Found via Journalista, we have an example of Frederic Wertham's writing itself! Not the fabled Seduction of the Innocent, alas, but an article he wrote for a magazine that covers much of the same ground.
Let me offer a few quotes.
Dorothy Thompson recently wrote about comic books: "The harm done is incalculable, even if it results in no overt acts, and even if at last it is overcome by other influences."
Okay, he's quoting someone else, but look at that: they claim enormous damage even if nothing happens and any bad message a kid may learn is countered in the end. "God only knows what these poor kids have festering in their heads! Why, they may stab their parents in their sleep! Proof? Ah, well, look at all the harm! In the head!"
Children do not think of reading a comic book as they might "read a book". They "look at" a comic. They become picture-gazers, because they can get the main points of the stories from the pictures alone, without bothering to read the words. The damage may show up years later in the disinclination - or inability - to read a whole book from beginning to end. What right do we have to deprive a whole generation of children of the wholesome influence that comes from reading good literature?
Right, not only do comics make you illiterate (which, anecdotally, sounds like bullcrap to me, since as a kid I grew up on comics, and was far more advanced in my reading than the majority of my classmates in school), but they actually somehow prevent kids from reading the good stuff (also bullcrap, I read a lot more than just comics), and it's a moral question, since "we" are depriving kids of good literature by letting them read comics, you know, that's right, allowing kids to read what they like is an active infringement of their rights.
This is why Wertham fails, and can be ultimately dismissed: a lot of what he says is mostly conjecture and opinion presented as fact without much in the way of evidence to back it up, and half of the evidence he does present is just some other doofus pontificating (without evidence) about comics having a negative effect.
They stimulate morbid - especially sadistic - sexuality in young children, without leaving any outlet except deviate day-dreaming, masturbation, and delinquency.
Okay, never mind any actual proof of cause and effect here: Sexual fantasies and masturbation are evil. When kids touch themselves we have failed them as a nation.

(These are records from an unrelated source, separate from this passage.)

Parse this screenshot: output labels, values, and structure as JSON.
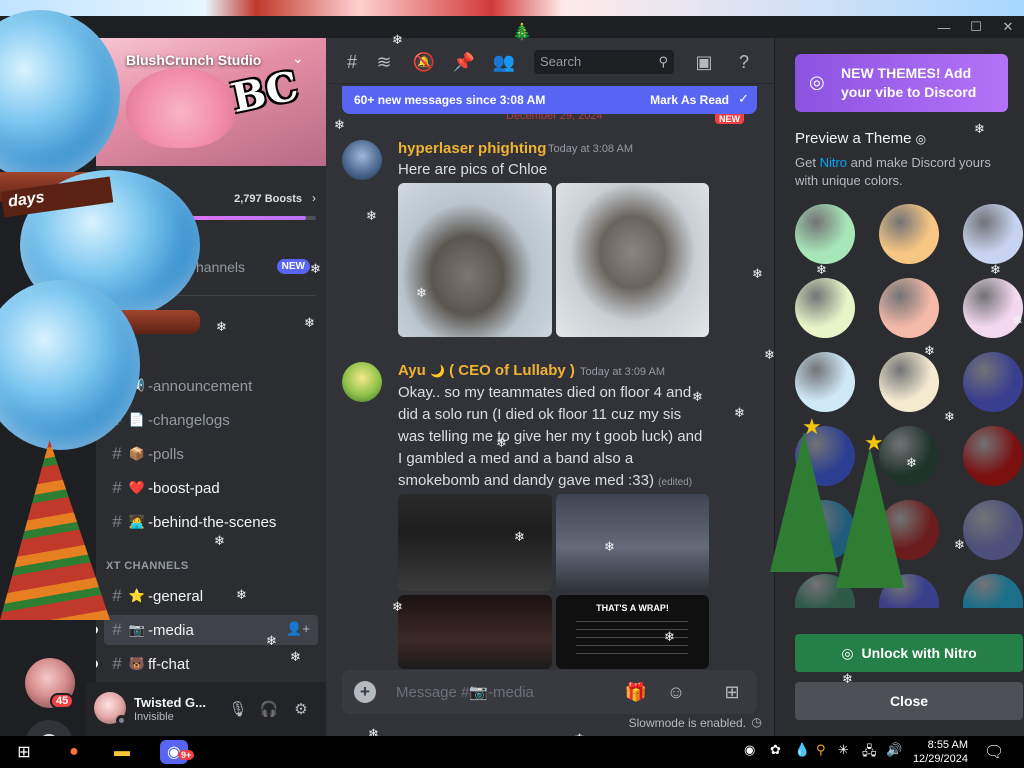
{
  "window": {
    "controls": {
      "minimize": "—",
      "maximize": "☐",
      "close": "✕"
    }
  },
  "server": {
    "name": "BlushCrunch Studio",
    "banner_text": "BC",
    "boosts": "2,797 Boosts",
    "boost_progress": 0.95,
    "browse_label": "hannels",
    "browse_badge": "NEW",
    "badge": "45"
  },
  "channels": [
    {
      "name": "-announcement",
      "emoji": "📢",
      "unread": false
    },
    {
      "name": "-changelogs",
      "emoji": "📄",
      "unread": false
    },
    {
      "name": "-polls",
      "emoji": "📦",
      "unread": false
    },
    {
      "name": "-boost-pad",
      "emoji": "❤️",
      "unread": true
    },
    {
      "name": "-behind-the-scenes",
      "emoji": "🧑‍💻",
      "unread": true
    }
  ],
  "text_category": "XT CHANNELS",
  "text_channels": [
    {
      "name": "-general",
      "emoji": "⭐",
      "unread": true
    },
    {
      "name": "-media",
      "emoji": "📷",
      "unread": true,
      "active": true
    },
    {
      "name": "ff-chat",
      "emoji": "🐻",
      "unread": true
    }
  ],
  "user": {
    "name": "Twisted G...",
    "status": "Invisible"
  },
  "header": {
    "search_placeholder": "Search"
  },
  "new_messages": {
    "text": "60+ new messages since 3:08 AM",
    "action": "Mark As Read",
    "date_divider": "December 29, 2024",
    "new_tag": "NEW"
  },
  "messages": [
    {
      "author": "hyperlaser phighting",
      "author_color": "#f0b232",
      "time": "Today at 3:08 AM",
      "text": "Here are pics of Chloe"
    },
    {
      "author": "Ayu",
      "author_tag": "( CEO of Lullaby )",
      "author_color": "#f0b232",
      "time": "Today at 3:09 AM",
      "text": "Okay.. so my teammates died on floor 4 and did a solo run (I died ok floor 11 cuz my sis was telling me to give her my t goob luck) and I gambled a med and a band also a smokebomb and dandy gave med :33)",
      "edited": "(edited)"
    }
  ],
  "screenshot_texts": {
    "wrap_title": "THAT'S A WRAP!",
    "earned": "You Earned... 280 Ichor!"
  },
  "composer": {
    "placeholder": "Message #📷-media",
    "slowmode": "Slowmode is enabled."
  },
  "right_panel": {
    "banner_title": "NEW THEMES! Add your vibe to Discord",
    "preview_title": "Preview a Theme",
    "preview_prefix": "Get",
    "nitro_word": "Nitro",
    "preview_suffix": "and make Discord yours with unique colors.",
    "unlock_label": "Unlock with Nitro",
    "close_label": "Close",
    "swatches": [
      "#a8e6b8",
      "#f9c784",
      "#c7d3f0",
      "#e7f5c9",
      "#f4b9a8",
      "#f3d9f0",
      "#cfe9f7",
      "#f3ead0",
      "#3a3e8f",
      "#2c3e91",
      "#20332b",
      "#7a1010",
      "#1f5c7a",
      "#6b1c1c",
      "#4b4f7a",
      "#2f5a4a",
      "#3a3f8a",
      "#1b6f89"
    ]
  },
  "taskbar": {
    "time": "8:55 AM",
    "date": "12/29/2024",
    "discord_badge": "9+"
  }
}
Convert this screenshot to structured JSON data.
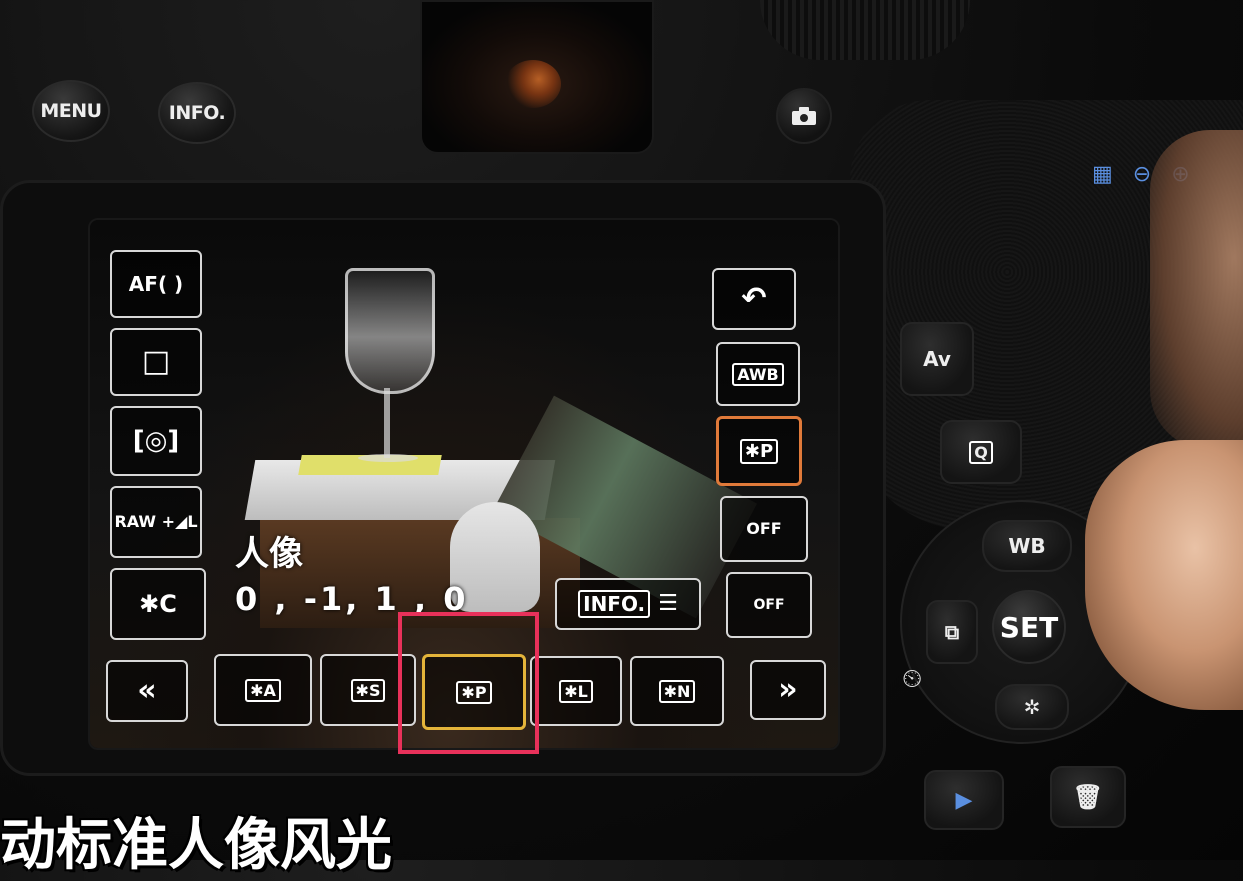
{
  "camera_buttons": {
    "menu": "MENU",
    "info": "INFO.",
    "av": "Av",
    "q": "Q",
    "wb": "WB",
    "set": "SET"
  },
  "screen": {
    "left_column": [
      "AF( )",
      "□",
      "[◎]",
      "RAW +◢L",
      "✱C"
    ],
    "right_column": [
      "↶",
      "AWB",
      "✱P",
      "OFF",
      "OFF"
    ],
    "picture_style_name": "人像",
    "picture_style_values": "0 , -1, 1 , 0",
    "info_button": "INFO.",
    "bottom_bar": {
      "prev": "«",
      "items": [
        "✱A",
        "✱S",
        "✱P",
        "✱L",
        "✱N"
      ],
      "selected_index": 2,
      "next": "»"
    }
  },
  "subtitle": "动标准人像风光",
  "colors": {
    "selected_orange": "#e07a3a",
    "cursor_yellow": "#e4b43a",
    "highlight_pink": "#e8315a",
    "zoom_blue": "#5a8fe0"
  }
}
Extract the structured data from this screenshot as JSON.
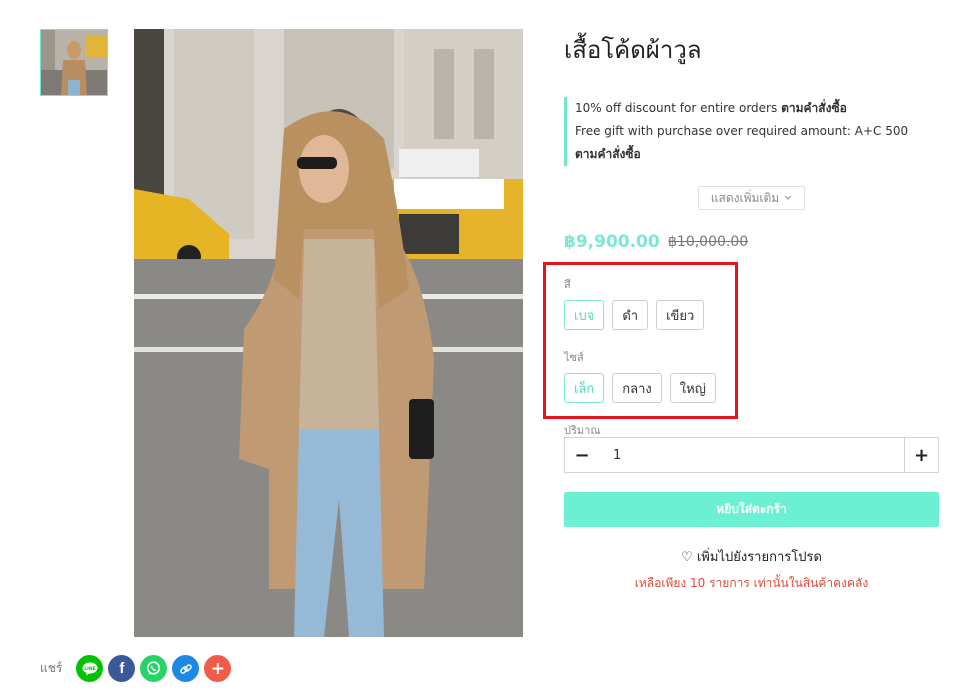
{
  "product": {
    "title": "เสื้อโค้ดผ้าวูล",
    "images": {
      "thumbnail_alt": "product-thumbnail",
      "main_alt": "product-main-photo"
    }
  },
  "promotions": [
    {
      "text": "10% off discount for entire orders ",
      "link": "ตามคำสั่งซื้อ"
    },
    {
      "text": "Free gift with purchase over required amount: A+C 500 ",
      "link": "ตามคำสั่งซื้อ"
    }
  ],
  "show_more_label": "แสดงเพิ่มเติม",
  "price": {
    "current": "฿9,900.00",
    "original": "฿10,000.00"
  },
  "color_option": {
    "label": "สี",
    "values": [
      "เบจ",
      "ดำ",
      "เขียว"
    ],
    "selected": "เบจ"
  },
  "size_option": {
    "label": "ไซส์",
    "values": [
      "เล็ก",
      "กลาง",
      "ใหญ่"
    ],
    "selected": "เล็ก"
  },
  "quantity": {
    "label": "ปริมาณ",
    "value": "1",
    "minus": "−",
    "plus": "+"
  },
  "add_to_cart_label": "หยิบใส่ตะกร้า",
  "wishlist_label": "♡ เพิ่มไปยังรายการโปรด",
  "stock_notice": "เหลือเพียง 10 รายการ เท่านั้นในสินค้าคงคลัง",
  "share": {
    "label": "แชร์",
    "buttons": [
      {
        "name": "line-icon",
        "color": "#00c300",
        "glyph": "LINE"
      },
      {
        "name": "facebook-icon",
        "color": "#3b5998",
        "glyph": "f"
      },
      {
        "name": "whatsapp-icon",
        "color": "#25d366",
        "glyph": ""
      },
      {
        "name": "link-icon",
        "color": "#1e88e5",
        "glyph": ""
      },
      {
        "name": "plus-icon",
        "color": "#f25a4a",
        "glyph": "+"
      }
    ]
  },
  "colors": {
    "accent": "#6cf0d2",
    "price": "#7be8d4",
    "highlight_box": "#e5141a",
    "stock_notice": "#e04a3a"
  }
}
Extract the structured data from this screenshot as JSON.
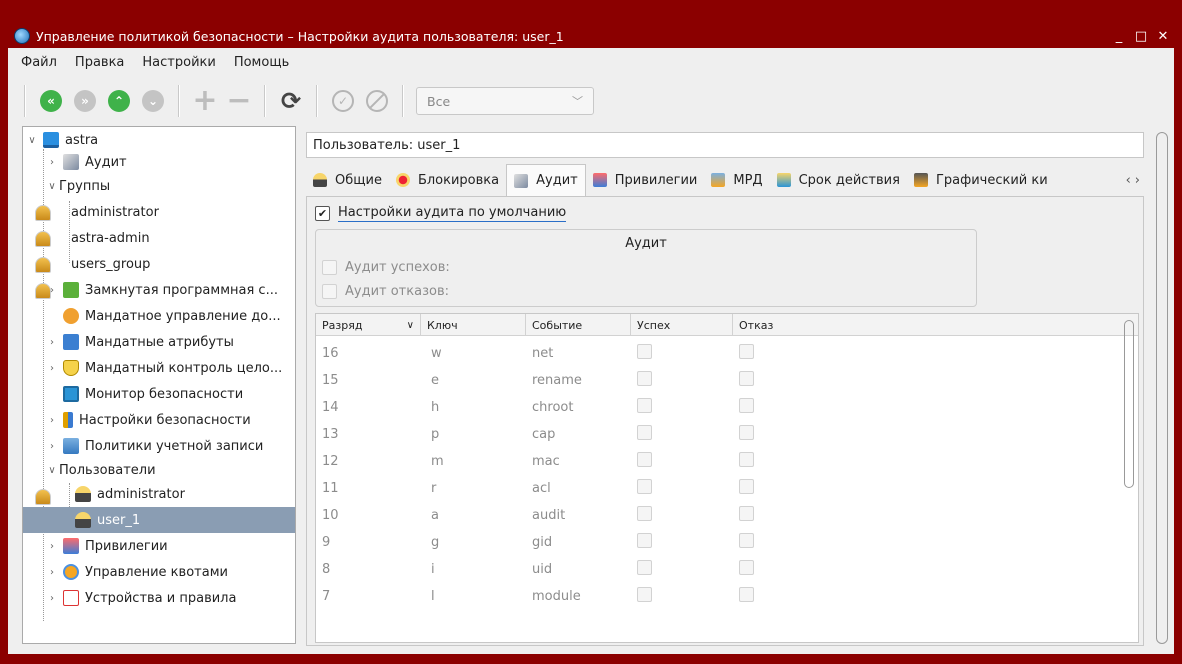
{
  "window": {
    "title": "Управление политикой безопасности – Настройки аудита пользователя: user_1",
    "controls": [
      "_",
      "□",
      "✕"
    ]
  },
  "menubar": [
    "Файл",
    "Правка",
    "Настройки",
    "Помощь"
  ],
  "toolbar": {
    "filter": "Все"
  },
  "tree": {
    "root": "astra",
    "items": [
      {
        "label": "Аудит"
      },
      {
        "label": "Группы"
      },
      {
        "label": "administrator"
      },
      {
        "label": "astra-admin"
      },
      {
        "label": "users_group"
      },
      {
        "label": "Замкнутая программная с..."
      },
      {
        "label": "Мандатное управление до..."
      },
      {
        "label": "Мандатные атрибуты"
      },
      {
        "label": "Мандатный контроль цело..."
      },
      {
        "label": "Монитор безопасности"
      },
      {
        "label": "Настройки безопасности"
      },
      {
        "label": "Политики учетной записи"
      },
      {
        "label": "Пользователи"
      },
      {
        "label": "administrator"
      },
      {
        "label": "user_1"
      },
      {
        "label": "Привилегии"
      },
      {
        "label": "Управление квотами"
      },
      {
        "label": "Устройства и правила"
      }
    ]
  },
  "user_field": "Пользователь: user_1",
  "tabs": [
    "Общие",
    "Блокировка",
    "Аудит",
    "Привилегии",
    "МРД",
    "Срок действия",
    "Графический ки"
  ],
  "audit": {
    "default_label": "Настройки аудита по умолчанию",
    "group_title": "Аудит",
    "success_label": "Аудит успехов:",
    "failure_label": "Аудит отказов:"
  },
  "table": {
    "headers": [
      "Разряд",
      "Ключ",
      "Событие",
      "Успех",
      "Отказ"
    ],
    "rows": [
      [
        "16",
        "w",
        "net"
      ],
      [
        "15",
        "e",
        "rename"
      ],
      [
        "14",
        "h",
        "chroot"
      ],
      [
        "13",
        "p",
        "cap"
      ],
      [
        "12",
        "m",
        "mac"
      ],
      [
        "11",
        "r",
        "acl"
      ],
      [
        "10",
        "a",
        "audit"
      ],
      [
        "9",
        "g",
        "gid"
      ],
      [
        "8",
        "i",
        "uid"
      ],
      [
        "7",
        "l",
        "module"
      ]
    ]
  }
}
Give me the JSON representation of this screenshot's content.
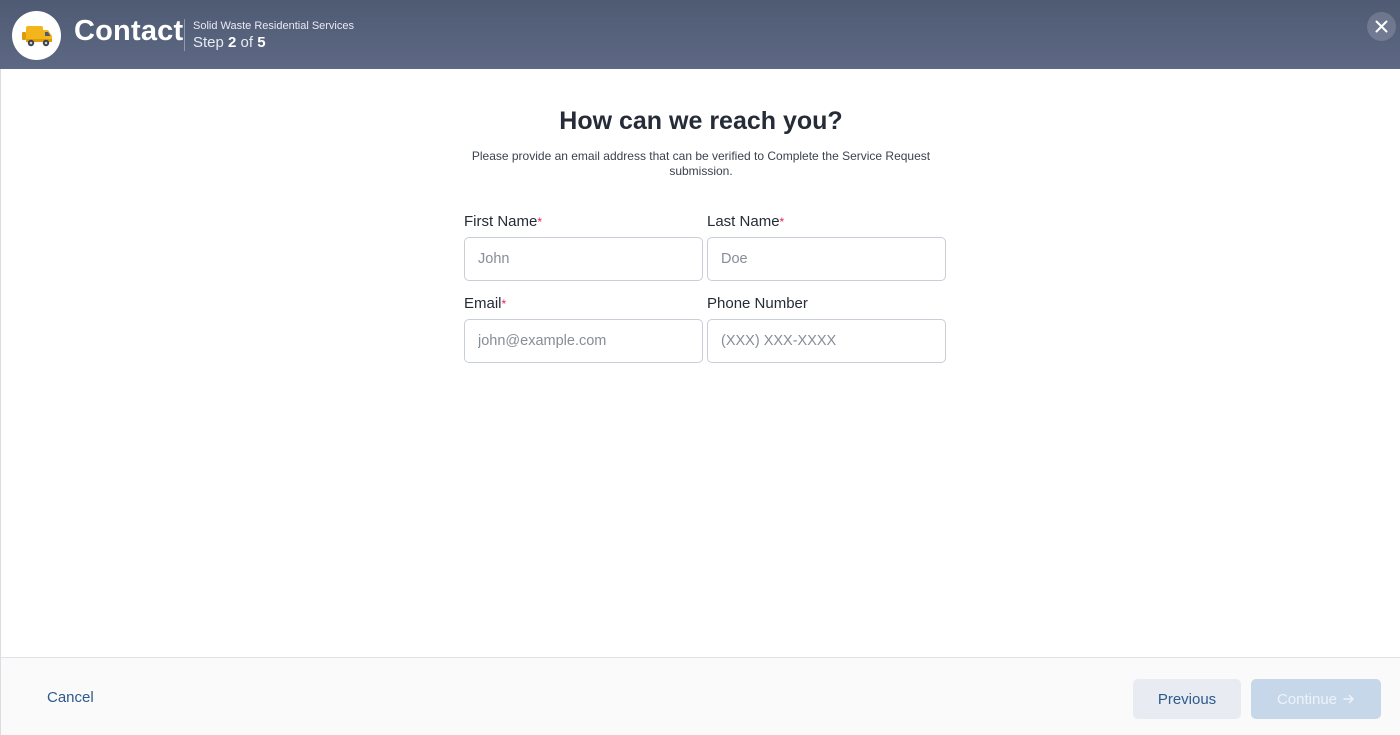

In the wording of the code, Mr. Murphy has tipped his hand, too. "Excessive" violence is forbidden. Should not all violence be toned down? "Brutal" torture is forbidden. Does that mean that refined torture is all right? "Excessive" knife and gunplay is forbidden; so is "unnecessary" knife and gunplay. Does that mean that it is all right to stab a guy if need be? Surely this is not a counter-measure, but a cover-up continuation of the cruelty-for-fun education of children.
Think about that. What kind of action story would you have if you removed every last vestige of violence from comics? If the bad guys cannot be bad, what do the good guys fight for? "You'll never get away with mocking authority with your pointed, sarcastic graffiti and journal posts, Joker!" And also consider the attitude of "whatever they're doing, it isn't enough" that permeates this piece.
This was 1953, about as close to the utopian Ozzie and Harriet ideal as was ever achieved (but which only really existed in rose-colored Republican remembrances), and people still think like this to this day.
If being worried about that happening again is being paranoid, fit me for a tinfoil hat.